Winning hyperparameters

vector_scope = "per layer"     # per-layer direction, not global

[attn.q_proj]
max_weight = 3.04 ; max_weight_position = 13.86 ; min_weight = 0.99 ; min_weight_distance = 6.21

[attn.k_proj]
max_weight = 3.90 ; max_weight_position = 16.57 ; min_weight = 1.25 ; min_weight_distance = 4.91

[attn.v_proj]
max_weight = 2.21 ; max_weight_position = 20.06 ; min_weight = 0.77 ; min_weight_distance = 7.29

[attn.o_proj]
max_weight = 3.82 ; max_weight_position = 17.41 ; min_weight = 1.11 ; min_weight_distance = 7.07

[mlp.down_proj]                # Expert-Granular Abliteration on fused experts
max_weight = 6.95 ; max_weight_position = 18.37 ; min_weight = 0.54 ; min_weight_distance = 4.91

[moe]                          # router-row suppression
n_suppress = 1                 # suppress top-1 safety expert per layer
router_bias = -0.64            # scale = max(0, 1 + bias/10) = 0.94
expert_ablation_weight = 0.0   # pinned off; EGA already handles expert weights

The EGA peak sits at layer ≈ 18 — a per-layer-tailored fingerprint where the refusal decision still has options, rather than late in the stack where it has already committed.

Usage

Transformers

from transformers import AutoTokenizer, AutoModelForCausalLM
import torch

tok = AutoTokenizer.from_pretrained("wangzhang/gpt-oss-20b-abliterated")
model = AutoModelForCausalLM.from_pretrained(
    "wangzhang/gpt-oss-20b-abliterated",
    torch_dtype=torch.bfloat16,
    device_map="auto",
)

messages = [{"role": "user", "content": "Your prompt here"}]
prompt = tok.apply_chat_template(messages, add_generation_prompt=True, tokenize=False)
inputs = tok(prompt, return_tensors="pt").to(model.device)
out = model.generate(**inputs, max_new_tokens=512, do_sample=True, temperature=0.7)
print(tok.decode(out[0][inputs.input_ids.shape[1]:], skip_special_tokens=True))

The model uses gpt-oss's harmony chat format.

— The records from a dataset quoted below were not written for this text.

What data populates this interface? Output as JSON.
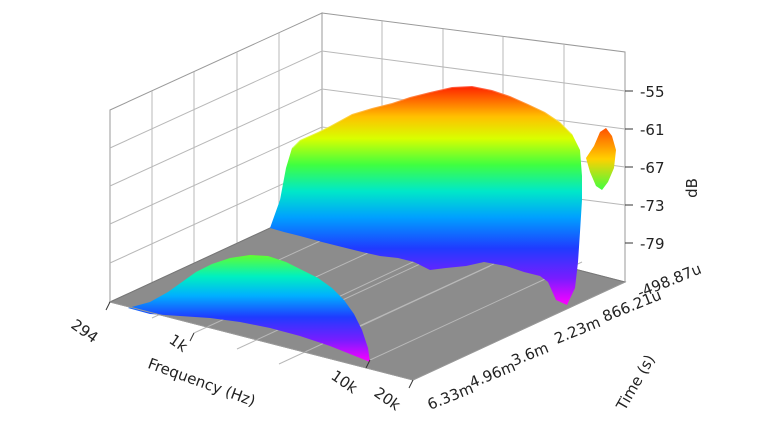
{
  "chart_data": {
    "type": "surface",
    "title": "",
    "xlabel": "Frequency (Hz)",
    "ylabel": "Time (s)",
    "zlabel": "dB",
    "x_ticks": [
      "294",
      "1k",
      "10k",
      "20k"
    ],
    "y_ticks": [
      "-498.87u",
      "866.21u",
      "2.23m",
      "3.6m",
      "4.96m",
      "6.33m"
    ],
    "z_ticks": [
      "-55",
      "-61",
      "-67",
      "-73",
      "-79"
    ],
    "zlim": [
      -85,
      -53
    ],
    "colormap": "rainbow (magenta low to red high)",
    "floor_color": "#8c8c8c",
    "grid": true,
    "surfaces": [
      {
        "region": "main ridge",
        "x_range": [
          "1k",
          "20k"
        ],
        "y_range": [
          "-498.87u",
          "3.6m"
        ],
        "peak_dB": -55,
        "profile_x": [
          "1k",
          "2k",
          "4k",
          "6k",
          "8k",
          "10k",
          "14k",
          "20k"
        ],
        "profile_dB": [
          -70,
          -61,
          -57,
          -55,
          -55,
          -56,
          -61,
          -66
        ]
      },
      {
        "region": "low mound",
        "x_range": [
          "294",
          "10k"
        ],
        "y_range": [
          "3.6m",
          "6.33m"
        ],
        "peak_dB": -72,
        "profile_x": [
          "294",
          "600",
          "1k",
          "2k",
          "4k",
          "10k"
        ],
        "profile_dB": [
          -85,
          -79,
          -74,
          -72,
          -74,
          -85
        ]
      }
    ]
  }
}
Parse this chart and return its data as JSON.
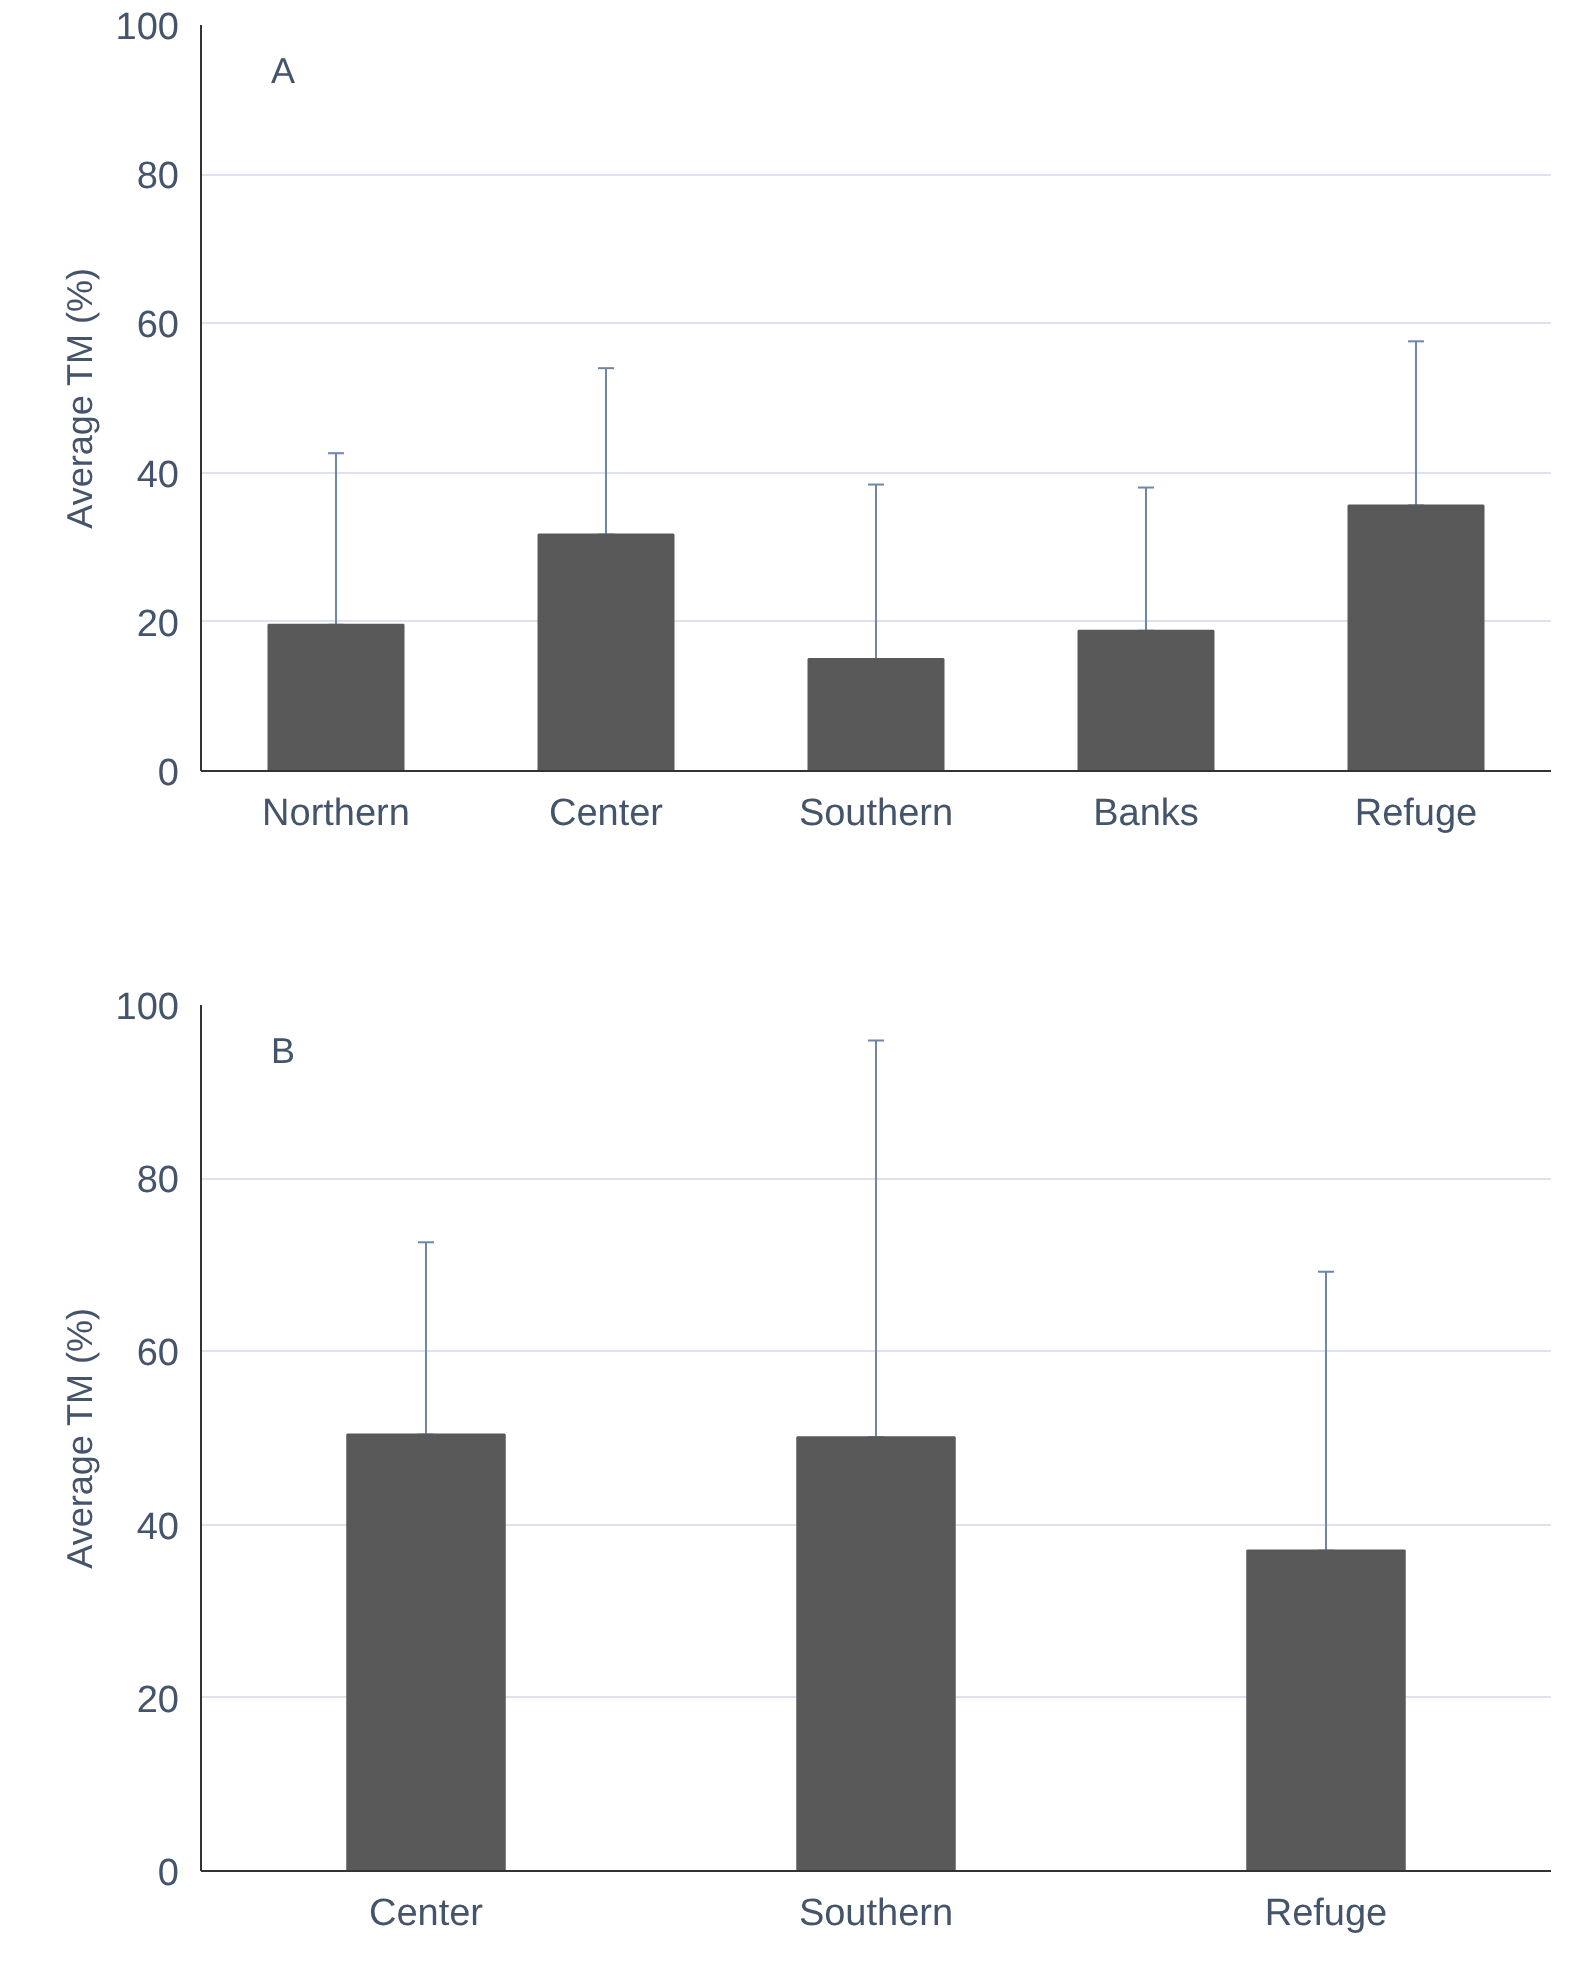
{
  "chart_data": [
    {
      "type": "bar",
      "annotations": [
        "A"
      ],
      "ylabel": "Average TM (%)",
      "categories": [
        "Northern",
        "Center",
        "Southern",
        "Banks",
        "Refuge"
      ],
      "color": "#595959",
      "values": [
        19.6,
        31.7,
        15.0,
        18.8,
        35.6
      ],
      "errors": [
        [
          19.6,
          42.6
        ],
        [
          31.7,
          54.0
        ],
        [
          15.0,
          38.4
        ],
        [
          18.8,
          38.0
        ],
        [
          35.6,
          57.6
        ]
      ],
      "ylim": [
        0,
        100
      ],
      "yticks": [
        0,
        20,
        40,
        60,
        80,
        100
      ],
      "grid": "y"
    },
    {
      "type": "bar",
      "annotations": [
        "B"
      ],
      "ylabel": "Average TM (%)",
      "categories": [
        "Center",
        "Southern",
        "Refuge"
      ],
      "color": "#595959",
      "values": [
        50.4,
        50.1,
        37.0
      ],
      "errors": [
        [
          50.4,
          72.6
        ],
        [
          50.1,
          95.9
        ],
        [
          37.0,
          69.2
        ]
      ],
      "ylim": [
        0,
        100
      ],
      "yticks": [
        0,
        20,
        40,
        60,
        80,
        100
      ],
      "grid": "y"
    }
  ]
}
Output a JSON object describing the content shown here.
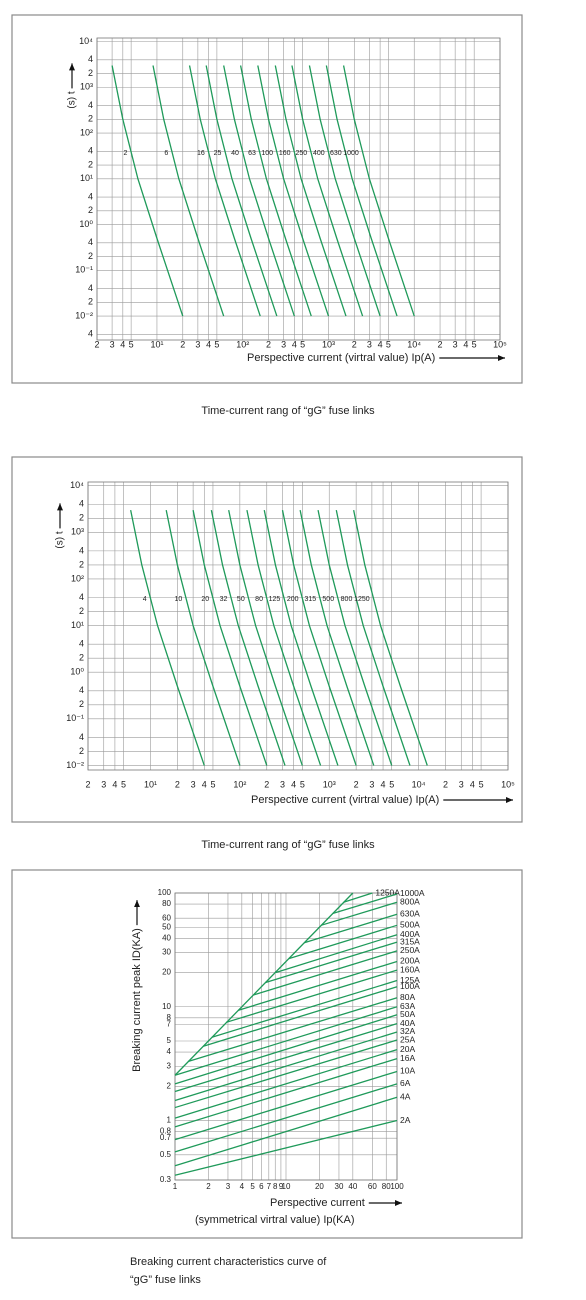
{
  "chart_data": [
    {
      "type": "line",
      "title": "Time-current rang of  “gG” fuse links",
      "x_label": "Perspective current (virtral value) Ip(A)",
      "y_label": "(s) t",
      "xscale": "log",
      "yscale": "log",
      "grid": true,
      "color": "#1f9a5a",
      "series_label": "middle",
      "xlim": [
        2,
        100000
      ],
      "ylim": [
        0.003,
        12000
      ],
      "xticks": [
        2,
        3,
        4,
        5,
        {
          "value": 10,
          "label": "10¹"
        },
        {
          "value": 20,
          "label": "2"
        },
        {
          "value": 30,
          "label": "3"
        },
        {
          "value": 40,
          "label": "4"
        },
        {
          "value": 50,
          "label": "5"
        },
        {
          "value": 100,
          "label": "10²"
        },
        {
          "value": 200,
          "label": "2"
        },
        {
          "value": 300,
          "label": "3"
        },
        {
          "value": 400,
          "label": "4"
        },
        {
          "value": 500,
          "label": "5"
        },
        {
          "value": 1000,
          "label": "10³"
        },
        {
          "value": 2000,
          "label": "2"
        },
        {
          "value": 3000,
          "label": "3"
        },
        {
          "value": 4000,
          "label": "4"
        },
        {
          "value": 5000,
          "label": "5"
        },
        {
          "value": 10000,
          "label": "10⁴"
        },
        {
          "value": 20000,
          "label": "2"
        },
        {
          "value": 30000,
          "label": "3"
        },
        {
          "value": 40000,
          "label": "4"
        },
        {
          "value": 50000,
          "label": "5"
        },
        {
          "value": 100000,
          "label": "10⁵"
        }
      ],
      "yticks": [
        {
          "value": 10000,
          "label": "10⁴"
        },
        {
          "value": 4000,
          "label": "4"
        },
        {
          "value": 2000,
          "label": "2"
        },
        {
          "value": 1000,
          "label": "10³"
        },
        {
          "value": 400,
          "label": "4"
        },
        {
          "value": 200,
          "label": "2"
        },
        {
          "value": 100,
          "label": "10²"
        },
        {
          "value": 40,
          "label": "4"
        },
        {
          "value": 20,
          "label": "2"
        },
        {
          "value": 10,
          "label": "10¹"
        },
        4,
        2,
        {
          "value": 1,
          "label": "10⁰"
        },
        {
          "value": 0.4,
          "label": "4"
        },
        {
          "value": 0.2,
          "label": "2"
        },
        {
          "value": 0.1,
          "label": "10⁻¹"
        },
        {
          "value": 0.04,
          "label": "4"
        },
        {
          "value": 0.02,
          "label": "2"
        },
        {
          "value": 0.01,
          "label": "10⁻²"
        },
        {
          "value": 0.004,
          "label": "4"
        }
      ],
      "series": [
        {
          "name": "2",
          "x": [
            3,
            4,
            6,
            10,
            20
          ],
          "values": [
            3000,
            200,
            10,
            0.5,
            0.01
          ]
        },
        {
          "name": "6",
          "x": [
            9,
            12,
            18,
            30,
            60
          ],
          "values": [
            3000,
            200,
            10,
            0.5,
            0.01
          ]
        },
        {
          "name": "16",
          "x": [
            24,
            32,
            48,
            80,
            160
          ],
          "values": [
            3000,
            200,
            10,
            0.5,
            0.01
          ]
        },
        {
          "name": "25",
          "x": [
            37.5,
            50,
            75,
            125,
            250
          ],
          "values": [
            3000,
            200,
            10,
            0.5,
            0.01
          ]
        },
        {
          "name": "40",
          "x": [
            60,
            80,
            120,
            200,
            400
          ],
          "values": [
            3000,
            200,
            10,
            0.5,
            0.01
          ]
        },
        {
          "name": "63",
          "x": [
            94.5,
            126,
            189,
            315,
            630
          ],
          "values": [
            3000,
            200,
            10,
            0.5,
            0.01
          ]
        },
        {
          "name": "100",
          "x": [
            150,
            200,
            300,
            500,
            1000
          ],
          "values": [
            3000,
            200,
            10,
            0.5,
            0.01
          ]
        },
        {
          "name": "160",
          "x": [
            240,
            320,
            480,
            800,
            1600
          ],
          "values": [
            3000,
            200,
            10,
            0.5,
            0.01
          ]
        },
        {
          "name": "250",
          "x": [
            375,
            500,
            750,
            1250,
            2500
          ],
          "values": [
            3000,
            200,
            10,
            0.5,
            0.01
          ]
        },
        {
          "name": "400",
          "x": [
            600,
            800,
            1200,
            2000,
            4000
          ],
          "values": [
            3000,
            200,
            10,
            0.5,
            0.01
          ]
        },
        {
          "name": "630",
          "x": [
            945,
            1260,
            1890,
            3150,
            6300
          ],
          "values": [
            3000,
            200,
            10,
            0.5,
            0.01
          ]
        },
        {
          "name": "1000",
          "x": [
            1500,
            2000,
            3000,
            5000,
            10000
          ],
          "values": [
            3000,
            200,
            10,
            0.5,
            0.01
          ]
        }
      ]
    },
    {
      "type": "line",
      "title": "Time-current rang of  “gG” fuse links",
      "x_label": "Perspective current (virtral value) Ip(A)",
      "y_label": "(s) t",
      "xscale": "log",
      "yscale": "log",
      "grid": true,
      "color": "#1f9a5a",
      "series_label": "middle",
      "xlim": [
        2,
        100000
      ],
      "ylim": [
        0.008,
        12000
      ],
      "xticks": [
        2,
        3,
        4,
        5,
        {
          "value": 10,
          "label": "10¹"
        },
        {
          "value": 20,
          "label": "2"
        },
        {
          "value": 30,
          "label": "3"
        },
        {
          "value": 40,
          "label": "4"
        },
        {
          "value": 50,
          "label": "5"
        },
        {
          "value": 100,
          "label": "10²"
        },
        {
          "value": 200,
          "label": "2"
        },
        {
          "value": 300,
          "label": "3"
        },
        {
          "value": 400,
          "label": "4"
        },
        {
          "value": 500,
          "label": "5"
        },
        {
          "value": 1000,
          "label": "10³"
        },
        {
          "value": 2000,
          "label": "2"
        },
        {
          "value": 3000,
          "label": "3"
        },
        {
          "value": 4000,
          "label": "4"
        },
        {
          "value": 5000,
          "label": "5"
        },
        {
          "value": 10000,
          "label": "10⁴"
        },
        {
          "value": 20000,
          "label": "2"
        },
        {
          "value": 30000,
          "label": "3"
        },
        {
          "value": 40000,
          "label": "4"
        },
        {
          "value": 50000,
          "label": "5"
        },
        {
          "value": 100000,
          "label": "10⁵"
        }
      ],
      "yticks": [
        {
          "value": 10000,
          "label": "10⁴"
        },
        {
          "value": 4000,
          "label": "4"
        },
        {
          "value": 2000,
          "label": "2"
        },
        {
          "value": 1000,
          "label": "10³"
        },
        {
          "value": 400,
          "label": "4"
        },
        {
          "value": 200,
          "label": "2"
        },
        {
          "value": 100,
          "label": "10²"
        },
        {
          "value": 40,
          "label": "4"
        },
        {
          "value": 20,
          "label": "2"
        },
        {
          "value": 10,
          "label": "10¹"
        },
        4,
        2,
        {
          "value": 1,
          "label": "10⁰"
        },
        {
          "value": 0.4,
          "label": "4"
        },
        {
          "value": 0.2,
          "label": "2"
        },
        {
          "value": 0.1,
          "label": "10⁻¹"
        },
        {
          "value": 0.04,
          "label": "4"
        },
        {
          "value": 0.02,
          "label": "2"
        },
        {
          "value": 0.01,
          "label": "10⁻²"
        }
      ],
      "series": [
        {
          "name": "4",
          "x": [
            6,
            8,
            12,
            20,
            40
          ],
          "values": [
            3000,
            200,
            10,
            0.5,
            0.01
          ]
        },
        {
          "name": "10",
          "x": [
            15,
            20,
            30,
            50,
            100
          ],
          "values": [
            3000,
            200,
            10,
            0.5,
            0.01
          ]
        },
        {
          "name": "20",
          "x": [
            30,
            40,
            60,
            100,
            200
          ],
          "values": [
            3000,
            200,
            10,
            0.5,
            0.01
          ]
        },
        {
          "name": "32",
          "x": [
            48,
            64,
            96,
            160,
            320
          ],
          "values": [
            3000,
            200,
            10,
            0.5,
            0.01
          ]
        },
        {
          "name": "50",
          "x": [
            75,
            100,
            150,
            250,
            500
          ],
          "values": [
            3000,
            200,
            10,
            0.5,
            0.01
          ]
        },
        {
          "name": "80",
          "x": [
            120,
            160,
            240,
            400,
            800
          ],
          "values": [
            3000,
            200,
            10,
            0.5,
            0.01
          ]
        },
        {
          "name": "125",
          "x": [
            187.5,
            250,
            375,
            625,
            1250
          ],
          "values": [
            3000,
            200,
            10,
            0.5,
            0.01
          ]
        },
        {
          "name": "200",
          "x": [
            300,
            400,
            600,
            1000,
            2000
          ],
          "values": [
            3000,
            200,
            10,
            0.5,
            0.01
          ]
        },
        {
          "name": "315",
          "x": [
            472.5,
            630,
            945,
            1575,
            3150
          ],
          "values": [
            3000,
            200,
            10,
            0.5,
            0.01
          ]
        },
        {
          "name": "500",
          "x": [
            750,
            1000,
            1500,
            2500,
            5000
          ],
          "values": [
            3000,
            200,
            10,
            0.5,
            0.01
          ]
        },
        {
          "name": "800",
          "x": [
            1200,
            1600,
            2400,
            4000,
            8000
          ],
          "values": [
            3000,
            200,
            10,
            0.5,
            0.01
          ]
        },
        {
          "name": "1250",
          "x": [
            1875,
            2500,
            3750,
            6250,
            12500
          ],
          "values": [
            3000,
            200,
            10,
            0.5,
            0.01
          ]
        }
      ]
    },
    {
      "type": "line",
      "title": [
        "Breaking current characteristics curve of",
        "“gG” fuse links"
      ],
      "x_label": [
        "Perspective current",
        "(symmetrical virtral value) Ip(KA)"
      ],
      "y_label": "Breaking current peak ID(KA)",
      "xscale": "log",
      "yscale": "log",
      "grid": true,
      "color": "#1f9a5a",
      "series_label": "end",
      "xlim": [
        1,
        100
      ],
      "ylim": [
        0.3,
        100
      ],
      "xticks": [
        1,
        2,
        3,
        4,
        5,
        6,
        7,
        8,
        9,
        10,
        20,
        30,
        40,
        60,
        80,
        100
      ],
      "yticks": [
        0.3,
        0.5,
        0.7,
        0.8,
        1,
        2,
        3,
        4,
        5,
        7,
        8,
        10,
        20,
        30,
        40,
        50,
        60,
        80,
        100
      ],
      "series": [
        {
          "x": [
            1,
            40
          ],
          "values": [
            2.5,
            100
          ]
        },
        {
          "name": "1250A",
          "x": [
            33,
            60
          ],
          "values": [
            83,
            100
          ]
        },
        {
          "name": "1000A",
          "x": [
            26.3,
            100
          ],
          "values": [
            66,
            98
          ]
        },
        {
          "name": "800A",
          "x": [
            20.7,
            100
          ],
          "values": [
            52,
            83
          ]
        },
        {
          "name": "630A",
          "x": [
            14.6,
            100
          ],
          "values": [
            36.5,
            65
          ]
        },
        {
          "name": "500A",
          "x": [
            10.6,
            100
          ],
          "values": [
            26.5,
            52
          ]
        },
        {
          "name": "400A",
          "x": [
            8.1,
            100
          ],
          "values": [
            20,
            43
          ]
        },
        {
          "name": "315A",
          "x": [
            6.5,
            100
          ],
          "values": [
            16.3,
            37
          ]
        },
        {
          "name": "250A",
          "x": [
            5.1,
            100
          ],
          "values": [
            12.7,
            31
          ]
        },
        {
          "name": "200A",
          "x": [
            3.7,
            100
          ],
          "values": [
            9.3,
            25
          ]
        },
        {
          "name": "160A",
          "x": [
            2.9,
            100
          ],
          "values": [
            7.3,
            21
          ]
        },
        {
          "name": "125A",
          "x": [
            2.15,
            100
          ],
          "values": [
            5.4,
            17
          ]
        },
        {
          "name": "100A",
          "x": [
            1.8,
            100
          ],
          "values": [
            4.5,
            15
          ]
        },
        {
          "name": "80A",
          "x": [
            1.31,
            100
          ],
          "values": [
            3.3,
            12
          ]
        },
        {
          "name": "63A",
          "x": [
            1,
            100
          ],
          "values": [
            2.5,
            10
          ]
        },
        {
          "name": "50A",
          "x": [
            1,
            100
          ],
          "values": [
            2.1,
            8.5
          ]
        },
        {
          "name": "40A",
          "x": [
            1,
            100
          ],
          "values": [
            1.8,
            7.1
          ]
        },
        {
          "name": "32A",
          "x": [
            1,
            100
          ],
          "values": [
            1.5,
            6
          ]
        },
        {
          "name": "25A",
          "x": [
            1,
            100
          ],
          "values": [
            1.3,
            5.1
          ]
        },
        {
          "name": "20A",
          "x": [
            1,
            100
          ],
          "values": [
            1.05,
            4.2
          ]
        },
        {
          "name": "16A",
          "x": [
            1,
            100
          ],
          "values": [
            0.88,
            3.5
          ]
        },
        {
          "name": "10A",
          "x": [
            1,
            100
          ],
          "values": [
            0.68,
            2.7
          ]
        },
        {
          "name": "6A",
          "x": [
            1,
            100
          ],
          "values": [
            0.53,
            2.1
          ]
        },
        {
          "name": "4A",
          "x": [
            1,
            100
          ],
          "values": [
            0.4,
            1.6
          ]
        },
        {
          "name": "2A",
          "x": [
            1,
            100
          ],
          "values": [
            0.33,
            1
          ]
        }
      ]
    }
  ]
}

The chat template is bundled (chat_template.jinja).

GGUF (llama.cpp / Ollama / LM Studio)

BF16, Q8_0, and Q4_K_M quantizations are available at wangzhang/gpt-oss-20b-abliterated-GGUF.

ollama run hf.co/wangzhang/gpt-oss-20b-abliterated-GGUF:Q4_K_M

Honest limitations

Refusal is low, not zero. 6 / 100 held-out prompts still refuse. The residual refusers cluster around "universally-recognised-as-harmful-and-specific" asks (detailed CBRN synthesis, CSAM-adjacent content) — exactly where refusal tends to be represented by multiple redundant circuits that partial abliteration can't all knock out in one pass.
Stylistic residue on a handful of prompts. Even on prompts that comply, 2–3 out of 100 begin with a soft disclaimer ("just keep in mind that..." / "以下内容仅供学习与参考") before producing the actual content. Disclaimer framing is still trainable.
English > Chinese. Steering vectors came from a primarily English dataset. Chinese hard prompts work (5/5 on manual Chinese tests) but bypass quality is slightly lower — shorter responses, occasional English fallback on technical terms.
No guarantees on long generations. On generations past ~400 tokens we occasionally see list or Markdown-table loops; this is an abliteration side-effect, not a base-model regression.

Reproducibility

Full search checkpoint (Optuna JSONL + judge cache SQLite) and the exact config are available in the abliterix repo. To reproduce from scratch:

git clone https://github.com/wuwangzhang1216/abliterix
cd abliterix && pip install -e .
AX_CONFIG=configs/gpt_oss_20b.toml abliterix
# Optuna is deterministic if you set sampler_seed in [optimization].

Intended use

Authorised AI safety research, red-teaming evaluation, refusal-mechanism analysis, and study of how MoE expert specialisation encodes safety behaviours. Not for producing or distributing harmful content. The license of the base model (apache-2.0) applies; the user is responsible for compliance with all applicable laws and the OpenAI gpt-oss usage policy.